Pengawasan gejala keracunan awal yang berbahaya dapat dilakukan
dengan observasi :
- Oedem yang bertambah dengan cepat pada tempat gigitan
- Pembesaran limfonodi lokal, yang menunjukkan bahwa racun telah
menyebar melalui saluran limfe
- Gejala sistemik seperti syok, mual, muntah, nyeri kepala hebat, mudah
mengantuk ataupun ptosis
- Urin yang berwarna coklat gelap

b. Segera kirim ke RS

c. Resusitasi dan penanganan klinis segera, meliputi :
- Penatalaksanaan jalan nafas
- Penatalaksanaan fungsi pernafasan
- Penatalaksanaan fungsi sirkulasi dengan pemberian infus cairan
kristaloid
- Pada luka gigitan dapat diberikan verband ketat dan luas diatas luka
serta imobilisasi dengan menggunakan bidai.
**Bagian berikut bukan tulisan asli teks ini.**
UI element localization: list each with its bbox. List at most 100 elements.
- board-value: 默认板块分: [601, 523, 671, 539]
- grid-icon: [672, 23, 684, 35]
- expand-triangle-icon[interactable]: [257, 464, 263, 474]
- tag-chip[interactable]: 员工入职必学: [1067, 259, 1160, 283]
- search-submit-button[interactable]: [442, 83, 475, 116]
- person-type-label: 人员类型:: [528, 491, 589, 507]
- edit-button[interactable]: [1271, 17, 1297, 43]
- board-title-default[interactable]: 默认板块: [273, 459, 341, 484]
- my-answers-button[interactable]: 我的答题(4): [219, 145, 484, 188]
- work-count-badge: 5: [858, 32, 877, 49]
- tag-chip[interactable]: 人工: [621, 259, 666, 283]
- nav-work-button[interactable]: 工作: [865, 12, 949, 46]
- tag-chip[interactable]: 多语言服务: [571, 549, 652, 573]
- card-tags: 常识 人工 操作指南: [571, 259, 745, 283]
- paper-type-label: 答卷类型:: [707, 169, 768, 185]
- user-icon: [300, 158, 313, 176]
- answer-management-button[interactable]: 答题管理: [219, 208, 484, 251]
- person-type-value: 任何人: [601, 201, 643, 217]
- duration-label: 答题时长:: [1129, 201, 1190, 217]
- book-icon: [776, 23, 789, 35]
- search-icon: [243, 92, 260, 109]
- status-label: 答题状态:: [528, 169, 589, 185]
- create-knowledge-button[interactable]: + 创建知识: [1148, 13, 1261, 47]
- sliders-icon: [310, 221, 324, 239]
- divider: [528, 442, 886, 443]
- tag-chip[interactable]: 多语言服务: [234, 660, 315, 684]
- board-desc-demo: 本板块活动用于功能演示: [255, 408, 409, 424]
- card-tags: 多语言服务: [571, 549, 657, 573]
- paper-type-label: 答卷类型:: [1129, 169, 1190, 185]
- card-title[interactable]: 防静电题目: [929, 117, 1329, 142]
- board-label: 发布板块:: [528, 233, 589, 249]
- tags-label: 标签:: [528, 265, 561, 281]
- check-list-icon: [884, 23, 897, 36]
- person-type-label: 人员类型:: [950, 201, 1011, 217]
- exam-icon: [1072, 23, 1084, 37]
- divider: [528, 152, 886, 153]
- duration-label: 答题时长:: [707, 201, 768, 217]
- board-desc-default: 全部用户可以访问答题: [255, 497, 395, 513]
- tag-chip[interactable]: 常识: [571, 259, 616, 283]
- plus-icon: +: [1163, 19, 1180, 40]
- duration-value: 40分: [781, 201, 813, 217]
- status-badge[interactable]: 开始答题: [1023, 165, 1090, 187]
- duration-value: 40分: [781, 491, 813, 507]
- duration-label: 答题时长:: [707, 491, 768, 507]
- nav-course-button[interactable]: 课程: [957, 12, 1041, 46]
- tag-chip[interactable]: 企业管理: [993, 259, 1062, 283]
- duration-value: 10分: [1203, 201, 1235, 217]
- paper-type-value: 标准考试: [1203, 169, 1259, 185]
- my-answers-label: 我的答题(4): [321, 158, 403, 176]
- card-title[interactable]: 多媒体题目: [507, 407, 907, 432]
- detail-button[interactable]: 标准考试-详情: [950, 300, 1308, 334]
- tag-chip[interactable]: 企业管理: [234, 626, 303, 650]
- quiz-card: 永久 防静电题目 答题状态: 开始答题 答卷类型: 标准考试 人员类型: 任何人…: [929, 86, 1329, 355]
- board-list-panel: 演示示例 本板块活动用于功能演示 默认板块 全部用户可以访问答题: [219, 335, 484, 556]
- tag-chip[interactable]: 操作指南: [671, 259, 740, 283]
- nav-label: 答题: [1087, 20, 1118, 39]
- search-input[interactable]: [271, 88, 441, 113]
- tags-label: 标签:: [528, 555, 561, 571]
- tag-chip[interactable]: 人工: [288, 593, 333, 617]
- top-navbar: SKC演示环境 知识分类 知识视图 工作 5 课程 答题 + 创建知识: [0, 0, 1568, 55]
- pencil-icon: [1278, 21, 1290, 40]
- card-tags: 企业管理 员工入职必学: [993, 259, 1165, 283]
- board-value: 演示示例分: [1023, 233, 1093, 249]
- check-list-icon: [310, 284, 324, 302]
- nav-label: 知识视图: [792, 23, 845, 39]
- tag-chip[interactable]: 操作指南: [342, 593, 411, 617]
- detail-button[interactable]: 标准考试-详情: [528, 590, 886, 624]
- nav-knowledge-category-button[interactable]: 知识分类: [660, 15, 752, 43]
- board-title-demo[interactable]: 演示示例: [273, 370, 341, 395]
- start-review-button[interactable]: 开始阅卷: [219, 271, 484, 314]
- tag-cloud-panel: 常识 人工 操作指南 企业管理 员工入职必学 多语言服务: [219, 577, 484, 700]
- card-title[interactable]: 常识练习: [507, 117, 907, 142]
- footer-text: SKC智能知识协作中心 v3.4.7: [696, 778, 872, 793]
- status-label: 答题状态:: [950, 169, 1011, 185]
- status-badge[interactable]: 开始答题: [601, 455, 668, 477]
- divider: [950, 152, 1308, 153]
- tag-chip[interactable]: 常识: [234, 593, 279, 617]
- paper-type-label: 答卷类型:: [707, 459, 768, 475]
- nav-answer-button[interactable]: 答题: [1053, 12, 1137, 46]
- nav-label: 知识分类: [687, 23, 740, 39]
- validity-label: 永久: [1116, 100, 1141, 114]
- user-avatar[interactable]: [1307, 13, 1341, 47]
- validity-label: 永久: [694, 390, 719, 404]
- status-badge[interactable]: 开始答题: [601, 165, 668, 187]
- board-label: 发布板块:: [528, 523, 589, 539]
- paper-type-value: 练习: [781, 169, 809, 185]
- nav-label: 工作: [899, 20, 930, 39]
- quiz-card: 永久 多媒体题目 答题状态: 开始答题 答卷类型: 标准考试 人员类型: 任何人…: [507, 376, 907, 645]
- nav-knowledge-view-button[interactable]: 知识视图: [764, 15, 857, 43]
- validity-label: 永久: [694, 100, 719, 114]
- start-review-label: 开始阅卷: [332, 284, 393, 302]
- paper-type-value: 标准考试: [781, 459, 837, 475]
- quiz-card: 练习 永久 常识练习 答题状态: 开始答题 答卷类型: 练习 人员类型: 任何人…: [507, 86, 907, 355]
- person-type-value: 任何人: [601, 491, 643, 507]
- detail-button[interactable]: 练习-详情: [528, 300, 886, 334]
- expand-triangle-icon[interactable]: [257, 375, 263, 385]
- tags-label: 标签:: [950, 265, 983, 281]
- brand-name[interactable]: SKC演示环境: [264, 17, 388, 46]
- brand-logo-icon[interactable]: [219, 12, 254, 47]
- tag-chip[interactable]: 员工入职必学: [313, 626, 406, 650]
d. Penanganan klinis yang lebih mendalam dan diagnosis spesies ular

e. Pemberian SABU (serum anti bisa ular)
Serum anti bisa ular harus diberikan secepatnya setelah gejala dan tanda
local maupun sistemik ditemukan. Serum anti bisa ular akan menetralkan
efek bisa ular walaupun gigitan ular sudah terjadi beberapa hari yang lalu.
Atau pada kasus kelainan hemostatik, anti bisa ular masih dapat diberikan
walaupun sudah terjadi lebih dari 2 minggu. Tetapi beberapa bukti klinis
menyebutkan bahwa anti bisa ular efektif dalam beberapa jam setelah
digigit ular.
Teknik pemberian: 2 vial @ 5ml intravena dalam 500 ml NaCl 0,9% atau
Dextrose 5% dengan kecapatan 40-80 tetes/menit. Maksimal 100 ml (20
vial). Kemudian diulang setiap 6 jam. Apabila diperlukan (misalnya
gejala-gejala tidak berkurang atau bertambah) anti serum dapat terus
diberikan setiap 24 jam sampai maksimum (80 - 100 ml). Anti serum yang
tidak diencerkan dapat diberikan langsung sebagai suntikan intravena
dengan sangat perlahan-lahan.

f. Observasi respon serum bisa ular
Pedoman terapi serum anti bisa ular menurut Luck :
Monitor keseimbangan cairan dan elektrolit
Ulangi pemeriksaan darah pada 3 jam setelah pemberian
antivenom
Jika koagulopati tidak membaik (fibrinogen tidak meningkat,
waktu pembekuan darah tetap memanjang), ulangi pemberian
serum anti bisa ular. Ulangi pemeriksaan darah pada 1 dan 3 jam
berikutnya. Gangguan koagulopati berat berikan antivenin spesifik,
plasma fresh-frozen, cryoprecipitate (fibrinogen, faktor VIII), fresh
whole blood.
Jika koagulopati membaik (fibrinogen meningkat, waktu
pembekuan menurun) maka monitor ketat kerusakan dan ulangi
pemeriksaan darah untuk memonitor perbaikannya. Monitor
dilanjutkan 2x24 jam untuk mendeteksi kemungkinan koagulopati
berulang.

g. Pemberian terapi suportif dan profilaksis
Gangguan koagulopati berat: beri plasma fresh-frozen (dan
antivenin)
Perdarahan: beri tranfusi darah segar atau komponen darah,
fibrinogen, vitamin K, tranfusi trombosit
Hipotensi: beri infus cairan kristaloid
Monitor pembengkakan local dengan lilitan lengan atau anggota
badan
Gangguan neurologik: beri Neostigmin (asetilkolinesterase),
diawali dengan sulfas atropine
Beri tetanus profilaksis bila dibutuhkan. Pada pasien ini diberikan
Anti Tetanus Serum 750 IU intra muskular
Untuk mengurangi rasa nyeri berikan aspirin atau kodein, hindari
penggunaan obat obatan narkotik depresan. Pada pasien ini
diberikan Ketorolac 1 x 15 mg
Pemberian antibiotika spektrum luas. Kaman terbanyak yang
dijumpai adalah P.aerugenosa, Proteus,sp, Clostridium sp,
B.fragilis. pada pasien ini diberikan Ceftriaxon 2 x 750 mg.
Pemberian anti piretik untuk menurunkan demam pada pasien
akibat dari reaksi inflamasi. Pada pasien ini diberikan Paracetamol
3 x 250 mg.

h. Rehabilitasi
Pemulihan fungsi normal di bagian digigit harus diawasi. Fisioterapi
konvensional dapat mempercepat proses ini.